Ankara, 30 ott – Nuove tensioni tra Ankara e Washington, dopo che il congresso americano ha approvato una risoluzione che riconosce il genocidio del popolo armeno da parte della Turchia. Decisione giustamente salutata con grande esultanza in Armenia ma che ha fatto infuriare il presidente turco Recep Tayyip Erdogan. “Non ho ancora preso la decisione, ci sono dei punti interrogativi”, ha dichiarato Erdogan, a proposito della sua visita di Stato negli Stati Uniti, annunciata per il 13 novembre, e ora messa in stand-by dopo il nuovo scontro diplomatico. Il riconoscimento ufficiale del “genocidio armeno” da parte della Camera dei rappresentanti Usa per Erdogan è “senza valore”. Il governo turco ha convocato l’ambasciatore americano ad Ankara, David Satterfield,‏ per una protesta.

Una seconda risoluzione chiede sanzioni per l’aggressione in Siria

Inoltre c’è anche un’altra risoluzione Usa che irrita Ankara, perché chiede sanzioni nei confronti della Turchia per l’offensiva militare nel nordest della Siria. Il ministero degli Esteri di Ankara ha bocciato le due risoluzioni: la prima, sostengono i turchi, è “priva di qualsiasi base storica o giuridica” ed entrambe sono “apparentemente concepite a uso e consumo interno”.

Esulta l’Armenia: “Passo importante verso verità”

Il premier armeno Nikol Pashinyan ha parlato su Twitter di “voto storico” e “passo importante verso verità e giustizia storica“. “Questa risoluzione ha profondo significato perché commemora il genocidio armeno attraverso il riconoscimento e il ricordo internazionale”, ha aggiunto il ministero degli Esteri armeno, ringraziando i deputati statunitensi per “il loro incredibile impegno per verità, giustizia, umanità, solidarietà e per i valori universali dei diritti umani”. Dal canto suo, anche la Chiesa apostolica armena ha salutato come positiva la decisione del Congresso, definendola un passo “importante dal punto di vista del rispetto della memoria dei nostri santi martiri“.

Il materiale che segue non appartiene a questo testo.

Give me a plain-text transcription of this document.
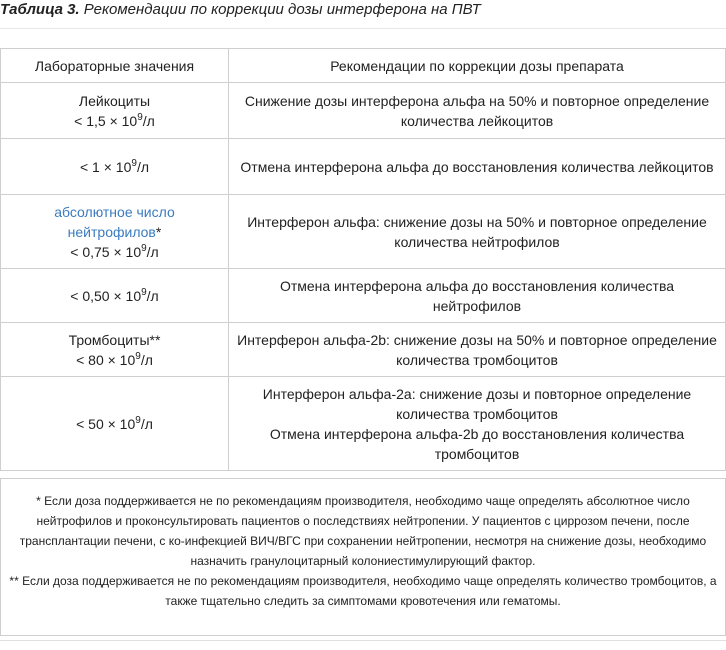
Таблица 3. Рекомендации по коррекции дозы интерферона на ПВТ
Лабораторные значения	Рекомендации по коррекции дозы препарата

Лейкоциты
< $1,5 \times 10^9/л$	Снижение дозы интерферона альфа на 50% и повторное определение количества лейкоцитов

< $1 \times 10^9/л$	Отмена интерферона альфа до восстановления количества лейкоцитов

абсолютное число нейтрофилов*
< $0,75 \times 10^9/л$	Интерферон альфа: снижение дозы на 50% и повторное определение количества нейтрофилов

< $0,50 \times 10^9/л$	Отмена интерферона альфа до восстановления количества нейтрофилов

Тромбоциты**
< $80 \times 10^9/л$	Интерферон альфа-2b: снижение дозы на 50% и повторное определение количества тромбоцитов

< $50 \times 10^9/л$	Интерферон альфа-2a: снижение дозы и повторное определение количества тромбоцитов
Отмена интерферона альфа-2b до восстановления количества тромбоцитов
* Если доза поддерживается не по рекомендациям производителя, необходимо чаще определять абсолютное число нейтрофилов и проконсультировать пациентов о последствиях нейтропении. У пациентов с циррозом печени, после трансплантации печени, с ко-инфекцией ВИЧ/ВГС при сохранении нейтропении, несмотря на снижение дозы, необходимо назначить гранулоцитарный колониестимулирующий фактор.
** Если доза поддерживается не по рекомендациям производителя, необходимо чаще определять количество тромбоцитов, а также тщательно следить за симптомами кровотечения или гематомы.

La risoluzione bipartisan del Congresso

Il voto, senza precedenti, è stato accolto dai vivi applausi dell’emiciclo. Si tratta della prima volta che una tale risoluzione viene sottoposta a votazione negli Stati Uniti. Il testo che invita “commemorare il genocidio armeno” e intende “respingere i tentativi di associare il governo degli Stati Uniti alla negazione del genocidio armeno” è stato adottato con 405 voti su complessivi 435, con una maggioranza bipartisan di democratici e repubblicani. Sono circa un milione e mezzo gli americani di origine armena. Il genocidio armeno è riconosciuto da circa 30 Paesi e da gran parte della comunità degli storici. Secondo le stime, tra 1,2 e 1,5 milioni di armeni furono uccisi durante la Prima guerra mondiale dalle truppe dell’Impero ottomano.